Ваня устроил её на обоз до Грибановки, а до Карачана она добиралась пешком. За четыре года мало что изменилось в родных местах, разве что больше крыш на избах стало крытых железом. Мама всплакнула, увидев дочь, на радостях накрыла стол, и Паша удивилась обилию: на тарелочках лежало два вида тонко нарезанной колбасы, вареное мясо. Иван Степанович теперь работал в Лензаготовке, организации, отправляющей продукты в Ленинград. Володька не отходил от Паши: худенький курносый мальчик был не слишком разговорчив, как и отец, но его круглые глазёнки смотрели пытливо — он тоже, как и Паша, учился в Борисоглебской школе.
Дома было хорошо, спокойно, и только мысли о предстоящем не давали покоя. Как всё будет? Где они будут жить? Даст ли начальство квартиру старшему агроному Марчукову, как обещало?
Десятого июня Иван и Паша соединились узами: их брак зарегистрировал местный сельсовет. Свидетели Гаврюша Троепольский и Маня Селиверстова смотрелись рядом, как молоденький клён рядом с могучим кедром. Право быть свидетелем два Гаврюши выбирали, вытянув спичку из рук Вани: чтобы никто из друзей не обиделся. Свадьбы как таковой не было. Тесная компания собралась на вечеринку вместе со своими инструментами у Марчуковых, чтобы отметить рождение новой семьи. На столе стоял крымский портвейн «три семёрки», и Стуков притащил с собой бог весть откуда взявшуюся бутылку шампанского.

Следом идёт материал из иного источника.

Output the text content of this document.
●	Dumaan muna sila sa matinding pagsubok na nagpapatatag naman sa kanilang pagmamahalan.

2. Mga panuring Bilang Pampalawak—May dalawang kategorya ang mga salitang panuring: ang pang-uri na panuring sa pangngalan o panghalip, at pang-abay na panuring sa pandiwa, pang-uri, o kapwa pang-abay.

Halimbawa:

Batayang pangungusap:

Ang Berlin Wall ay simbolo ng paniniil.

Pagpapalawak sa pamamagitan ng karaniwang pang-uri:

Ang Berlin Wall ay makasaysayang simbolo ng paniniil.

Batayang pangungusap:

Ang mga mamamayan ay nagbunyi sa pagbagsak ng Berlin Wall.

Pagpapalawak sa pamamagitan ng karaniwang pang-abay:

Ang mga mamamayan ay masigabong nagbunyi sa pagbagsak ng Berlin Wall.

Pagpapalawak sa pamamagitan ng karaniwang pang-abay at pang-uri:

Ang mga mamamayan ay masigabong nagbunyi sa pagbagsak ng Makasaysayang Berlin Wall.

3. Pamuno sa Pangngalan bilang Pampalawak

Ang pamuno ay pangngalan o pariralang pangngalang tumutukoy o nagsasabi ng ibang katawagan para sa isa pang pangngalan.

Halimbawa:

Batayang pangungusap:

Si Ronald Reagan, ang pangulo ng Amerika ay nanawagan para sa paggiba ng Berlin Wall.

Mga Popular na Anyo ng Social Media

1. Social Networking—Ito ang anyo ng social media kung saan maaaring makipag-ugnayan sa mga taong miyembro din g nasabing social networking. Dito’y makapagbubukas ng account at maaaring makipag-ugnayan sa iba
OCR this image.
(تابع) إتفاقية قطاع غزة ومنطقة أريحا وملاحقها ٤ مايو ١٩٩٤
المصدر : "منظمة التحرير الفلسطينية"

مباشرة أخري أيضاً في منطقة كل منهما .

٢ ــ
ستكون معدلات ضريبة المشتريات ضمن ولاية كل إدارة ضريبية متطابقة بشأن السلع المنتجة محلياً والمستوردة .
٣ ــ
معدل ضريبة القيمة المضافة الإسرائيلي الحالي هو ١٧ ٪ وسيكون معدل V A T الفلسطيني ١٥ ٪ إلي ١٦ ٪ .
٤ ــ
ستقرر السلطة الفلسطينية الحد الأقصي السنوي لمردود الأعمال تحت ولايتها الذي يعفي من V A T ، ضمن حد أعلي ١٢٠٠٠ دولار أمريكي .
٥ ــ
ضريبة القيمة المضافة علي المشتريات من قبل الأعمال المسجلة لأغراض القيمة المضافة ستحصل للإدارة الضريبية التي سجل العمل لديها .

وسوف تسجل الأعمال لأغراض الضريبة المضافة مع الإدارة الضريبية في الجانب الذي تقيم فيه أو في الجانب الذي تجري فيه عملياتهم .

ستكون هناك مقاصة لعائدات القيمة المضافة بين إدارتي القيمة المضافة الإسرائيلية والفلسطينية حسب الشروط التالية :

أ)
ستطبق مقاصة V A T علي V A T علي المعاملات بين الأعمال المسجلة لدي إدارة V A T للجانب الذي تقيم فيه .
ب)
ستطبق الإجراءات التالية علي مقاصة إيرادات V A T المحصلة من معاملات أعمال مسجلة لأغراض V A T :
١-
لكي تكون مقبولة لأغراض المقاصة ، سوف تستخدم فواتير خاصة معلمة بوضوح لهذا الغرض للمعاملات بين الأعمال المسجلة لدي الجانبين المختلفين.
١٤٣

Пётр Агеевич и Ольга Андреевна в сельсовет не пошли. Пока молодых не было, хозяин снял в горнице образа и перевесил их к себе в мастерскую. Пётр Агеевич выделил новоиспечённым супругам самую большую комнату — других не было! Начальство в Народной обещало лучшему работнику квартиру, но сегодня некому было решать этот вопрос: директор МТС и председатель райисполкома находились под следствием. Петр не интересовался делами новой власти, он продолжал ходить в церковь, по воскресным дням и праздникам они вместе с женой Ольгой пели в церковном хоре.
Когда молодые появились на пороге, Ольга на полотенце протянула им собственноручно испечённый хлеб с солью. Пётр Агееич велел сыну и невестке стать на колени, благословил, перекрестив, обрызгал освящённой в церкви водой. Иван, хоть и неверующий, не перечил воле отца.
Паша — в своём креп-жоржетовом платьице, Иван — в чёрном костюме, не новом, но добротном, пошитом из шевиота. Да и все приглашённые надели лучшие рубахи и брюки. Радостное возбуждение царило среди молодёжи, уже давно не было так шумно у Марчуковых.
Пётр Агеич пожелал паре быть вместе в горести и радости, жить в любви и согласии, пригубил из рюмки церковного кагора. После этого он вместе с женой отправился в церковь.
— Вальс-бостон, вальс-бостон! — зашумели за столом гости, разливая шампанское в стаканы.
Ваня поклонился Паше и вывел её на середину комнаты. Гаврюша тронул пальцами клавиши на аккордеоне, и пара заскользила в нешироком пространстве комнаты. Все хлопали. Паша, подняв подбородок, встретила взгляд Ивана: он смотрел в её лицо не отрываясь, как тогда, когда она услышала от него, что он любит её.